Gov. Mike Braun is facing backlash after he told an Indiana radio station that there could be “consequences” if state Republicans don’t quickly move on the Trump administration’s demands.

Trump has urged GOP-controlled states for help in next year’s electoral races by redrawing districts in ways that favor Republicans — in some cases, as with Texas and Missouri, by diluting the power of nonwhite voters. The administration has had Indiana in its sights, with President Donald Trump and Vice President JD Vance reportedly pressuring Indiana lawmakers — some of whom have been skeptical — to get on with the rigging already.

Braun framed it as an offer Indiana can’t refuse.

“If we try to drag our feet as a state on it, probably, we’ll have consequences of not working with the Trump administration as tightly as we should,” he said on WOWO radio.

In a sit-down with the WPTA television station, Braun made clear that he was suggesting his state could miss out on “benefits” from the federal government — and specifically mentioned the Department of Agriculture:

That just means I think the Trump administration, for what it’s trying to do, if you’re not kind of getting involved as well as you can on the political side, you probably are not going to be the first call when it comes to the benefits of — just like we’re one of five states now, as the Agriculture Department moves its bureaucracy into the interior; we’re one of those five states.

Trump’s attempts to commandeer American universities by withholding their funding, along with his support for defunding federal programs he and his allies dislike, has proved that he and his administration are willing to deny benefits for anyone who doesn’t fully capitulate. And Braun’s remarks, in fact, portray Trump’s government as classically authoritarian — the type that would put a state’s federal “benefits” at risk unless the state acts in the illiberal ruler’s interests.

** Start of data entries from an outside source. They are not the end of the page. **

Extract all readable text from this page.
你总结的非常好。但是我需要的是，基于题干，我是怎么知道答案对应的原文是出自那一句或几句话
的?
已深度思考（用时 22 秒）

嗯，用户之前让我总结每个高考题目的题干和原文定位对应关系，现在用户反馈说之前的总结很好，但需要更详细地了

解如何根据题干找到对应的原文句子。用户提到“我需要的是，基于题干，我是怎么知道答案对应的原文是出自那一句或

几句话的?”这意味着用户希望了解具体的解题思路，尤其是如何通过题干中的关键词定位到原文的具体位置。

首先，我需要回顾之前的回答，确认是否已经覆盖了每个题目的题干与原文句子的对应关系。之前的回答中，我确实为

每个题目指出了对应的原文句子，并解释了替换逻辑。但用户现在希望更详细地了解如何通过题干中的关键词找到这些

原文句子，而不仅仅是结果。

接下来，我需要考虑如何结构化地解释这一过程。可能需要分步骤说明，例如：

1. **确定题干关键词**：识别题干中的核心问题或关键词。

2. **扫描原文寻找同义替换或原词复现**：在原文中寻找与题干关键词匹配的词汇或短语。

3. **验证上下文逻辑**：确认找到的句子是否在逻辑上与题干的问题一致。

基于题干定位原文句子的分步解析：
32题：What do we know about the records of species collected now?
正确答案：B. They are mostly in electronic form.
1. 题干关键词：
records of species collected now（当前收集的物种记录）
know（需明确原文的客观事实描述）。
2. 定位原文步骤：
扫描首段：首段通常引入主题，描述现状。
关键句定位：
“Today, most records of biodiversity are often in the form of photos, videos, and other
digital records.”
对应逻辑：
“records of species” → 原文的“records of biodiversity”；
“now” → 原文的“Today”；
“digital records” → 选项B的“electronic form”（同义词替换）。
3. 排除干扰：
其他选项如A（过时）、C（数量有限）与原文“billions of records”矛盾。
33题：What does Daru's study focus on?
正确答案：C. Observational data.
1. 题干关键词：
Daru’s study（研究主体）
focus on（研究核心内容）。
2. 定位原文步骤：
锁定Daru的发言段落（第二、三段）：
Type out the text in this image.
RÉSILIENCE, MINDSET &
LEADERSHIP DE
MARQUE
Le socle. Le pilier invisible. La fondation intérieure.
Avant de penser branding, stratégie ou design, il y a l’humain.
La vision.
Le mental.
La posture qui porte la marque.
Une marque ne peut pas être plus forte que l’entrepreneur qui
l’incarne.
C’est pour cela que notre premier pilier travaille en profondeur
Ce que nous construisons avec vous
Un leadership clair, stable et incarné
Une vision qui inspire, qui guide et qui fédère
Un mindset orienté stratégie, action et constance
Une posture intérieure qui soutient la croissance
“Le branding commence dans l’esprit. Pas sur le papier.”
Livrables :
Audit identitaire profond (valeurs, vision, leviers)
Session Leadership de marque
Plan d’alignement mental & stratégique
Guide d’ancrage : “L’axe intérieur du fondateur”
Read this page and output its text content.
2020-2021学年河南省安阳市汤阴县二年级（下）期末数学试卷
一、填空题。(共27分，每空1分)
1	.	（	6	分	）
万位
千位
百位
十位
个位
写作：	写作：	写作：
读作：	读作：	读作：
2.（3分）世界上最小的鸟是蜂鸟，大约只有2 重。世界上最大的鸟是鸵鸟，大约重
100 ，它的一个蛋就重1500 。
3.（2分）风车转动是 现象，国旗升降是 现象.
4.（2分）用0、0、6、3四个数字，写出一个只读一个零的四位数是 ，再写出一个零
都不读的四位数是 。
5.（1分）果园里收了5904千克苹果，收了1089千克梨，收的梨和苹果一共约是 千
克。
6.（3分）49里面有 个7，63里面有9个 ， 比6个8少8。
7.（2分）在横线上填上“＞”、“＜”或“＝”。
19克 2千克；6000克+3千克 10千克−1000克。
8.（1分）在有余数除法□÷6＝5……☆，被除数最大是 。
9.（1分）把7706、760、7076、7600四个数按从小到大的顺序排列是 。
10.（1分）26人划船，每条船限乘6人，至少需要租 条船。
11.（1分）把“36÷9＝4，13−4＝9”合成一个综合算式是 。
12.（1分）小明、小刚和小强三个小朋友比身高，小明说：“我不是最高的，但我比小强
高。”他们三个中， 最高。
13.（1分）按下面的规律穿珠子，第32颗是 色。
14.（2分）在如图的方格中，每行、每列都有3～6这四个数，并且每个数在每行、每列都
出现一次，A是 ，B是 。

“Mike Braun says if Indiana doesn’t gerrymander our congressional maps like Trump wants, there could be ‘consequences’ from the feds,” the Indiana Democratic Party wrote on X on Wednesday.

“Are Braun and Indiana Republicans worried the feds won’t approve toll roads? Would that be the ‘consequences’?”

The governor’s remarks certainly suggest he’s fearful of the repercussions of not cooperating with Trump on this overtly antidemocratic gambit. Braun has tried to portray himself as neutral when it comes to Trump’s redistricting push and has publicly said he’d support a proposal for gerrymandered districts if Indiana Republicans want it.

But in a seemingly revealing remark Tuesday to the WSBT television station, the governor said he had wanted the process to be “somewhat organic,” suggesting that a little outside pressure and influence — or even coercion — wouldn’t be beyond the pale in his mind.